Papo com o diretor do longa Querência, Helvécio Marins Jr., exibido na mostra Forum no Berlinale

Querência, de Helvécio Marins Jr., exibido na mostra Forum, no festival de Cinema de Berlim, fez no último mês de fevereiro e conversamos com o diretor em Berlim. Com sotaque mineiro não tão aparente, mas com sorriso largo, de antemão, o cineasta soltou que “não tem papas na língua e estava cansado de responder sempre as mesmas perguntas”. A estréia do longa do brasileiro, que mora em Portugal desde novembro do ano passado, aconteceu no IMAX, no Sony Center, na capital alemã. Na estreia ele chegou vestindo uma camiseta com a frase „Lula Livre“. Marins tem um em sua filmografia Girimunho (2011), dirigido em parceria com Clarissa Campolina e os curta-metragens Fernando Que Um Pássaro do Mar (2013), dirigido também por Felipe Bragança e Nem Marcha Nem Chouta (2009). Nosso bate-papo aconteceu no café do Cinemaxx, em Berlim, em um tempo frio, regada à dois cafezinhos, gestos e risadas.


Me conta sobre a estréia de Querência ontem, no IMAX, aqui em Berlim?

Berlim é muito generoso com filmes brasileiros. Esse festival é grande demais. O Brasil não tem esse nível todo para ter onze filmes aqui, não. Eu sou muito crítico. Ainda falta muito para chegar em algum lugar. Eu me mudei para Portugal em novembro. A situação no Brasil está difícil. Ontem eu fui com camiseta com o slogan “Lula Livre”, mas tive que ser breve para não ser chato com o pessoal do festival por causa do tempo. É impossível a gente não fale sobre isso hoje. Para mim, a prisão desse cara não tem nada de mais sórdido e kafkaniano. Eu respeito a opinião de todo mundo, mas, cara… Eu viajava nos anos Lula. Eu lembro quando eu comecei a viajar com meu passaporte verdinho e as pessoas olhavam meio atravessado.


Como você traz a política para os seus filmes?

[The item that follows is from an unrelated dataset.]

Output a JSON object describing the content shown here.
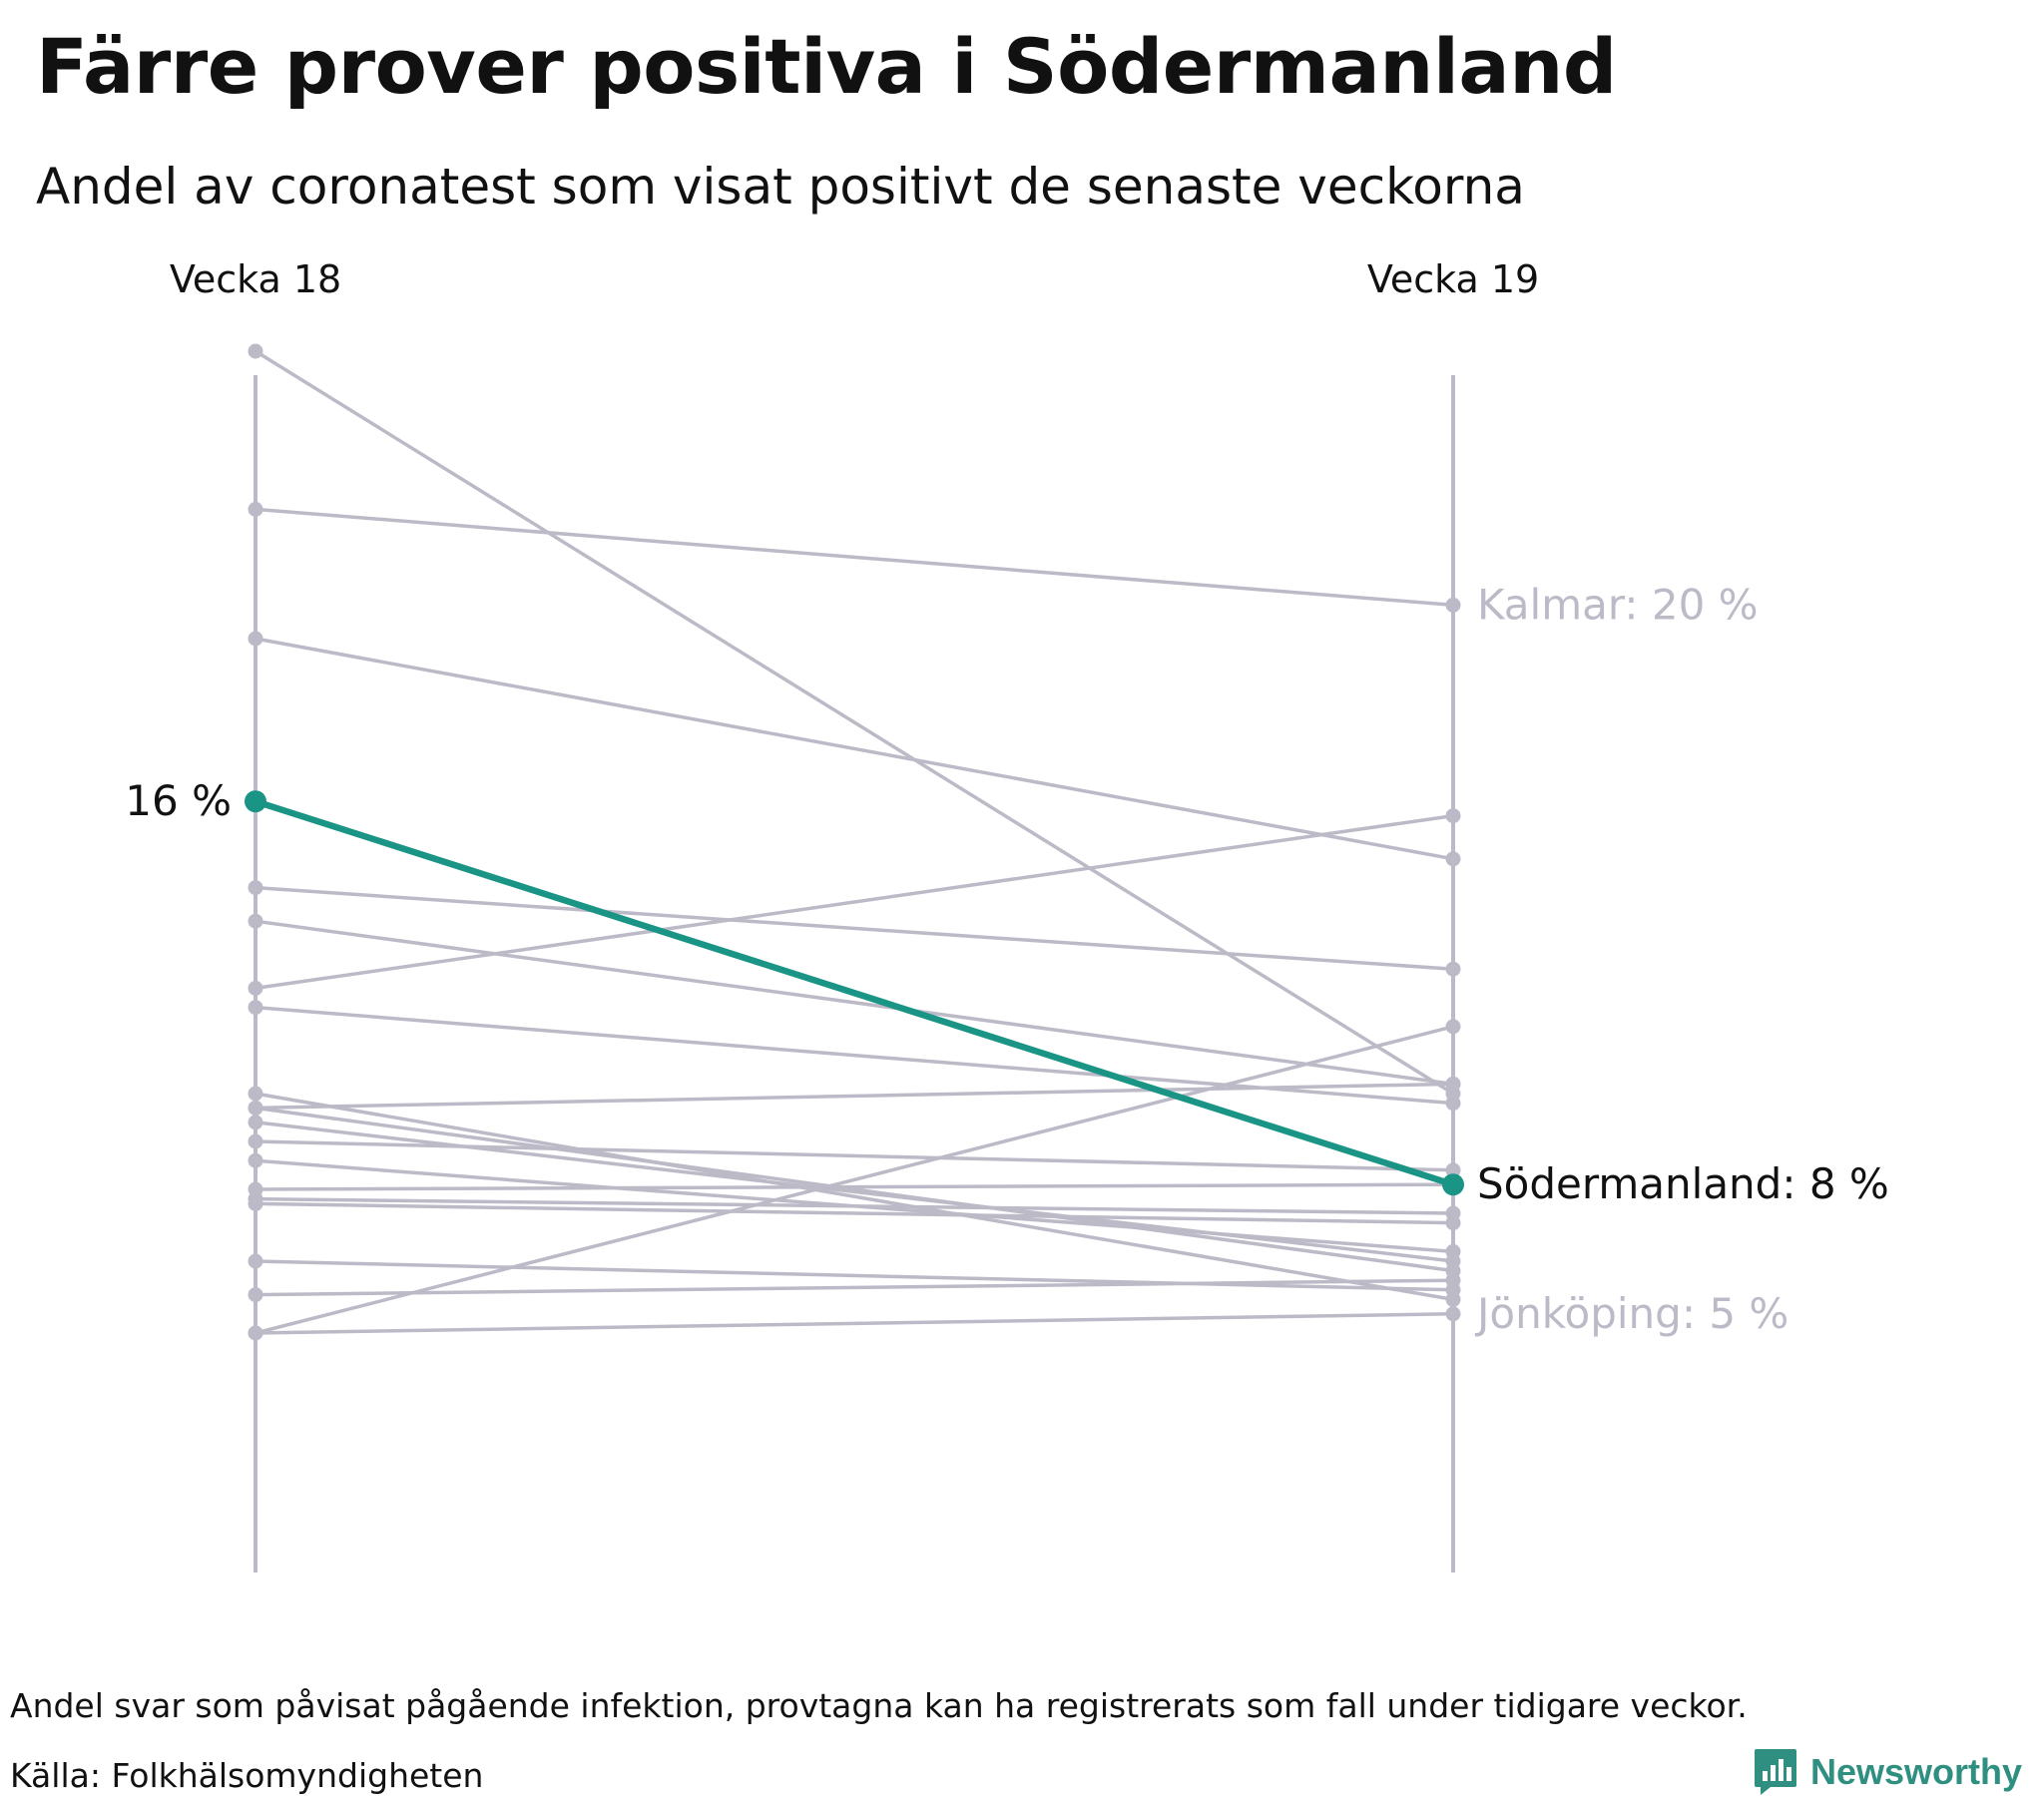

Meu cinema tem uma questão política, mas não é uma questão política direta. É muito indireta. Acho que ela está no Querência, mas é bastante visível no Girimunho. Porque eu falo de pessoas que não tem voz. Eu falo de um Brasil que é invisível para os brasileiros. Quando surgiu o Girimunho no Brasil foi graças a um ser iluminado chamado Eduardo Coutinho. Para o Coutinho, o Girimunho não é um filme, é um milagre. Por isso o Walter Salles começou a me produzir. O Coutinho foi contar para ele e para João [Moreira Salles] o que eu estava fazendo. É uma questão para todo artista brasileiro – é difícil pegar e fazer. Eu toco naquelas questões políticas, mas com muita sutileza. O Querência tem um exemplo prático e muito bom. Todos os meus filmes partem de um universo documental. Digamos que 70% é verdade e 30% eu invento. Tem que fazer começo, meio e fim e a estrutura toda.


O peões de rodeios me lembraram muito os rappers que são marginalizados ou esquecidos no cinema. Esses personagens…

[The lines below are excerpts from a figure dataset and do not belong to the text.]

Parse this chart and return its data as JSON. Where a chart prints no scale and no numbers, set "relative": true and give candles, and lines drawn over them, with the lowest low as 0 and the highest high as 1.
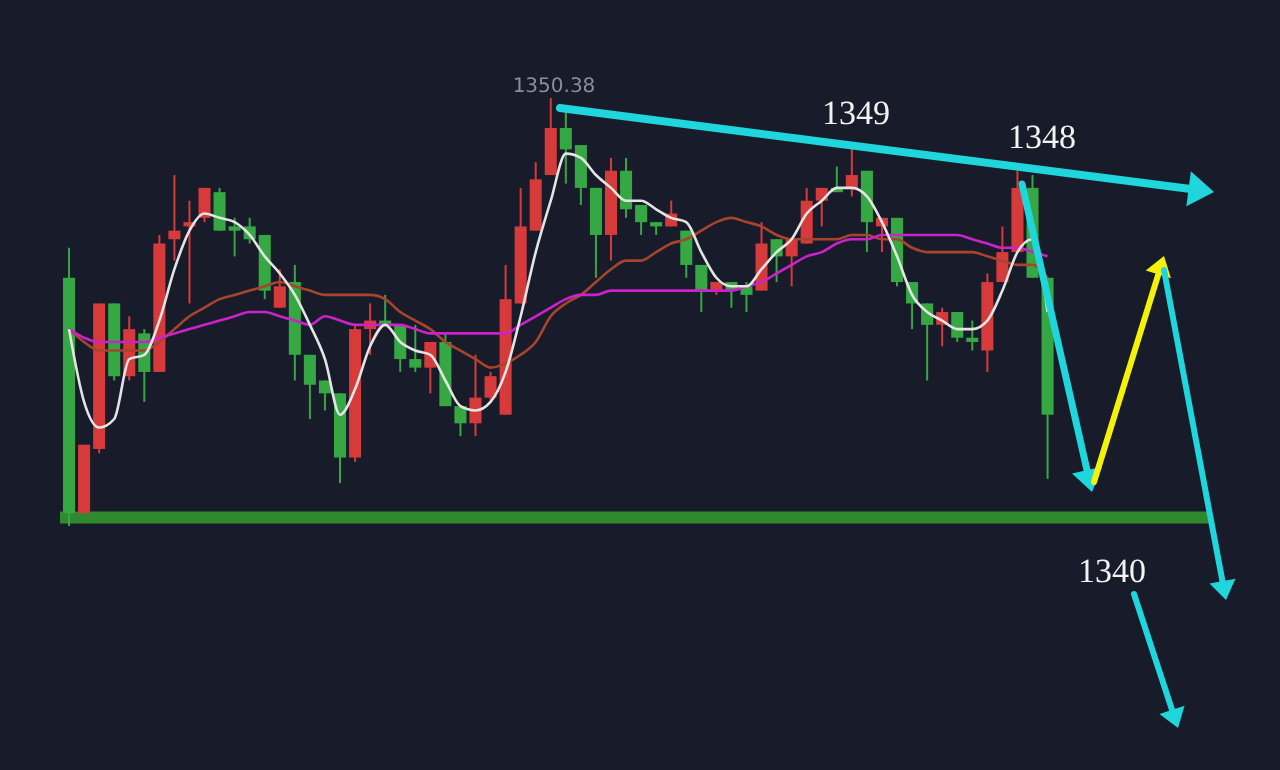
{
  "chart_data": {
    "type": "candlestick",
    "relative": true,
    "categories": [
      null,
      null,
      null,
      null,
      null,
      null,
      null,
      null,
      null,
      null,
      null,
      null,
      null,
      null,
      null,
      null,
      null,
      null,
      null,
      null,
      null,
      null,
      null,
      null,
      null,
      null,
      null,
      null,
      null,
      null,
      null,
      null,
      null,
      null,
      null,
      null,
      null,
      null,
      null,
      null,
      null,
      null,
      null,
      null,
      null,
      null,
      null,
      null,
      null,
      null,
      null,
      null,
      null,
      null,
      null,
      null,
      null,
      null,
      null,
      null,
      null,
      null,
      null,
      null,
      null,
      null
    ],
    "ohlc": [
      [
        0.58,
        0.65,
        0,
        0.03
      ],
      [
        0.03,
        0.19,
        0.03,
        0.19
      ],
      [
        0.18,
        0.52,
        0.17,
        0.52
      ],
      [
        0.52,
        0.52,
        0.34,
        0.35
      ],
      [
        0.35,
        0.49,
        0.34,
        0.46
      ],
      [
        0.45,
        0.46,
        0.29,
        0.36
      ],
      [
        0.36,
        0.68,
        0.36,
        0.66
      ],
      [
        0.67,
        0.82,
        0.62,
        0.69
      ],
      [
        0.7,
        0.76,
        0.52,
        0.71
      ],
      [
        0.72,
        0.79,
        0.71,
        0.79
      ],
      [
        0.78,
        0.79,
        0.69,
        0.69
      ],
      [
        0.7,
        0.72,
        0.63,
        0.69
      ],
      [
        0.7,
        0.72,
        0.66,
        0.67
      ],
      [
        0.68,
        0.68,
        0.53,
        0.55
      ],
      [
        0.51,
        0.6,
        0.51,
        0.56
      ],
      [
        0.57,
        0.61,
        0.34,
        0.4
      ],
      [
        0.4,
        0.4,
        0.25,
        0.33
      ],
      [
        0.34,
        0.34,
        0.27,
        0.31
      ],
      [
        0.31,
        0.31,
        0.1,
        0.16
      ],
      [
        0.16,
        0.47,
        0.15,
        0.46
      ],
      [
        0.46,
        0.52,
        0.4,
        0.48
      ],
      [
        0.48,
        0.54,
        0.47,
        0.47
      ],
      [
        0.47,
        0.47,
        0.36,
        0.39
      ],
      [
        0.39,
        0.47,
        0.36,
        0.37
      ],
      [
        0.37,
        0.43,
        0.31,
        0.43
      ],
      [
        0.43,
        0.45,
        0.28,
        0.28
      ],
      [
        0.28,
        0.28,
        0.21,
        0.24
      ],
      [
        0.24,
        0.4,
        0.21,
        0.3
      ],
      [
        0.3,
        0.36,
        0.29,
        0.35
      ],
      [
        0.26,
        0.61,
        0.26,
        0.53
      ],
      [
        0.52,
        0.79,
        0.52,
        0.7
      ],
      [
        0.69,
        0.85,
        0.69,
        0.81
      ],
      [
        0.82,
        1,
        0.82,
        0.93
      ],
      [
        0.93,
        0.97,
        0.8,
        0.88
      ],
      [
        0.89,
        0.89,
        0.75,
        0.79
      ],
      [
        0.79,
        0.79,
        0.58,
        0.68
      ],
      [
        0.68,
        0.86,
        0.62,
        0.83
      ],
      [
        0.83,
        0.86,
        0.72,
        0.74
      ],
      [
        0.75,
        0.75,
        0.68,
        0.71
      ],
      [
        0.71,
        0.71,
        0.68,
        0.7
      ],
      [
        0.7,
        0.76,
        0.7,
        0.73
      ],
      [
        0.69,
        0.69,
        0.58,
        0.61
      ],
      [
        0.61,
        0.61,
        0.5,
        0.55
      ],
      [
        0.55,
        0.57,
        0.54,
        0.57
      ],
      [
        0.57,
        0.57,
        0.51,
        0.55
      ],
      [
        0.56,
        0.57,
        0.5,
        0.54
      ],
      [
        0.55,
        0.71,
        0.55,
        0.66
      ],
      [
        0.67,
        0.67,
        0.57,
        0.63
      ],
      [
        0.63,
        0.67,
        0.56,
        0.67
      ],
      [
        0.66,
        0.79,
        0.66,
        0.76
      ],
      [
        0.76,
        0.79,
        0.7,
        0.79
      ],
      [
        0.79,
        0.84,
        0.78,
        0.78
      ],
      [
        0.79,
        0.89,
        0.77,
        0.82
      ],
      [
        0.83,
        0.83,
        0.64,
        0.71
      ],
      [
        0.7,
        0.72,
        0.64,
        0.72
      ],
      [
        0.72,
        0.72,
        0.56,
        0.57
      ],
      [
        0.57,
        0.57,
        0.46,
        0.52
      ],
      [
        0.52,
        0.52,
        0.34,
        0.47
      ],
      [
        0.47,
        0.51,
        0.42,
        0.5
      ],
      [
        0.5,
        0.5,
        0.43,
        0.44
      ],
      [
        0.44,
        0.48,
        0.41,
        0.43
      ],
      [
        0.41,
        0.59,
        0.36,
        0.57
      ],
      [
        0.57,
        0.7,
        0.57,
        0.64
      ],
      [
        0.64,
        0.83,
        0.64,
        0.79
      ],
      [
        0.79,
        0.82,
        0.58,
        0.58
      ],
      [
        0.58,
        0.58,
        0.11,
        0.26
      ]
    ],
    "colors": [
      "#35a844",
      "#d63a3a",
      "#d63a3a",
      "#35a844",
      "#d63a3a",
      "#35a844",
      "#d63a3a",
      "#d63a3a",
      "#d63a3a",
      "#d63a3a",
      "#35a844",
      "#35a844",
      "#35a844",
      "#35a844",
      "#d63a3a",
      "#35a844",
      "#35a844",
      "#35a844",
      "#35a844",
      "#d63a3a",
      "#d63a3a",
      "#35a844",
      "#35a844",
      "#35a844",
      "#d63a3a",
      "#35a844",
      "#35a844",
      "#d63a3a",
      "#d63a3a",
      "#d63a3a",
      "#d63a3a",
      "#d63a3a",
      "#d63a3a",
      "#35a844",
      "#35a844",
      "#35a844",
      "#d63a3a",
      "#35a844",
      "#35a844",
      "#35a844",
      "#d63a3a",
      "#35a844",
      "#35a844",
      "#d63a3a",
      "#35a844",
      "#35a844",
      "#d63a3a",
      "#35a844",
      "#d63a3a",
      "#d63a3a",
      "#d63a3a",
      "#35a844",
      "#d63a3a",
      "#35a844",
      "#d63a3a",
      "#35a844",
      "#35a844",
      "#35a844",
      "#d63a3a",
      "#35a844",
      "#35a844",
      "#d63a3a",
      "#d63a3a",
      "#d63a3a",
      "#35a844",
      "#35a844"
    ],
    "series": [
      {
        "type": "line",
        "color": "#a8442c",
        "values": [
          0.46,
          0.43,
          0.41,
          0.41,
          0.41,
          0.41,
          0.43,
          0.46,
          0.49,
          0.51,
          0.53,
          0.54,
          0.55,
          0.56,
          0.57,
          0.56,
          0.55,
          0.54,
          0.54,
          0.54,
          0.54,
          0.53,
          0.5,
          0.48,
          0.46,
          0.43,
          0.41,
          0.39,
          0.37,
          0.38,
          0.4,
          0.43,
          0.49,
          0.52,
          0.54,
          0.57,
          0.6,
          0.62,
          0.62,
          0.64,
          0.66,
          0.67,
          0.69,
          0.71,
          0.72,
          0.71,
          0.7,
          0.68,
          0.67,
          0.67,
          0.67,
          0.67,
          0.68,
          0.68,
          0.67,
          0.67,
          0.65,
          0.64,
          0.64,
          0.64,
          0.64,
          0.63,
          0.62,
          0.61,
          0.61,
          0.58
        ]
      },
      {
        "type": "line",
        "color": "#cc22cc",
        "values": [
          0.46,
          0.44,
          0.43,
          0.43,
          0.43,
          0.43,
          0.44,
          0.45,
          0.46,
          0.47,
          0.48,
          0.49,
          0.5,
          0.5,
          0.49,
          0.48,
          0.47,
          0.49,
          0.48,
          0.47,
          0.47,
          0.47,
          0.47,
          0.46,
          0.45,
          0.45,
          0.45,
          0.45,
          0.45,
          0.45,
          0.47,
          0.49,
          0.51,
          0.53,
          0.54,
          0.54,
          0.55,
          0.55,
          0.55,
          0.55,
          0.55,
          0.55,
          0.55,
          0.55,
          0.55,
          0.56,
          0.57,
          0.59,
          0.61,
          0.63,
          0.64,
          0.66,
          0.67,
          0.67,
          0.68,
          0.68,
          0.68,
          0.68,
          0.68,
          0.68,
          0.67,
          0.66,
          0.65,
          0.65,
          0.64,
          0.63
        ]
      },
      {
        "type": "line",
        "color": "#e4e4e4",
        "values": [
          0.46,
          0.29,
          0.23,
          0.25,
          0.39,
          0.4,
          0.48,
          0.6,
          0.69,
          0.73,
          0.72,
          0.71,
          0.68,
          0.63,
          0.59,
          0.54,
          0.47,
          0.39,
          0.26,
          0.32,
          0.42,
          0.47,
          0.43,
          0.41,
          0.4,
          0.34,
          0.28,
          0.27,
          0.29,
          0.36,
          0.49,
          0.64,
          0.76,
          0.87,
          0.86,
          0.82,
          0.79,
          0.76,
          0.76,
          0.74,
          0.72,
          0.71,
          0.64,
          0.58,
          0.56,
          0.56,
          0.6,
          0.64,
          0.67,
          0.73,
          0.76,
          0.79,
          0.79,
          0.77,
          0.71,
          0.63,
          0.54,
          0.5,
          0.48,
          0.46,
          0.46,
          0.48,
          0.55,
          0.64,
          0.67,
          0.5
        ]
      }
    ],
    "ref_lines": [
      {
        "axis": "y",
        "value": 0.02,
        "color": "#2f8a2f"
      }
    ],
    "annotations": [
      "1350.38",
      "1349",
      "1348",
      "1340"
    ]
  }
}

Sim. São personagens invisíveis. Eu me prejudico por isso, sabia? Não gosto de ficar comparando, mas por exemplo, todo filmes é importante, mas os meus são sempre mais esquecidos. Nunca ganho muito destaque porque eu não tenho muito a mídia para falar, entende? Se tem nessa mostra Forum, um documentário sobre o HIV… Isso é mais interessante para Berlim, apesar deles gostarem do que eu faço. Não tenho problema com críticas. Podem falar mal à vontade, mas tem que falar mal direito. Tem que conhecer o que está falando.


Como foi a preparação do elenco?

Como eu escrevi tudo que falavam, parecia muito „Helvécio“, muito intelectualizado. Eu só trabalho com não-atores. Eu já dei muitas aula sobre isso. Eu levo muito crédito por dirigir ator não profissional. Tenho um milhão de estratégias para prepará-los. No cinema brasileiro tem um função que é a do preparador de elenco. Eu nunca entendi isso. Quem prepara o ator sou eu – o diretor. Parto de um principio de amizade. Existe um processo mutuo de confiança e intimidade. Nunca trabalho com uma grande equipe. É câmera, som e eu. Às vezes, nem eu. Se tiver que ir para debaixo da mesa, eu vou. Assim, eles não olham para mim, não buscam aprovação. Já no Girimunho foi diferente. Elas eram duas senhoras de 80 anos e não olhavam muito para câmera. Embora seja uma ficção, tem uma pegada documental. Faço plano, contra-plano. Ajuda a ficar mais convincente para espectador de que aquilo está acontecendo mesmo. Por tem roteiro.


Como é seu processo para escrever um roteiro?

Eu demoro muito. O Girimunho foram 8 anos. Querência já tinha 7 anos de preparação, mas era um outro filme, com outro protagonista. Eu quase desisti desse projeto. Filmei e montei esse filme em 6 meses. Eu quase devolvi o dinheiro. Eu tenho muitas ideias na cabeça – precisa escrever uma nova história, pois decidi mudar o protagonista. Então, aconteceu um assalto onde o Marcelo trabalhava. Surgiu uma nova ideia. Ele não conseguia mais dormir na casa da dele, pois estava apavorado. Qualquer ruído que ele ouvisse o amedrontava. Um dia ele me acordou às 2h00. Bateu um vento, que jogou as coisas no chão e ele achou que estava sendo assaltado de novo. Foi um trauma para ele.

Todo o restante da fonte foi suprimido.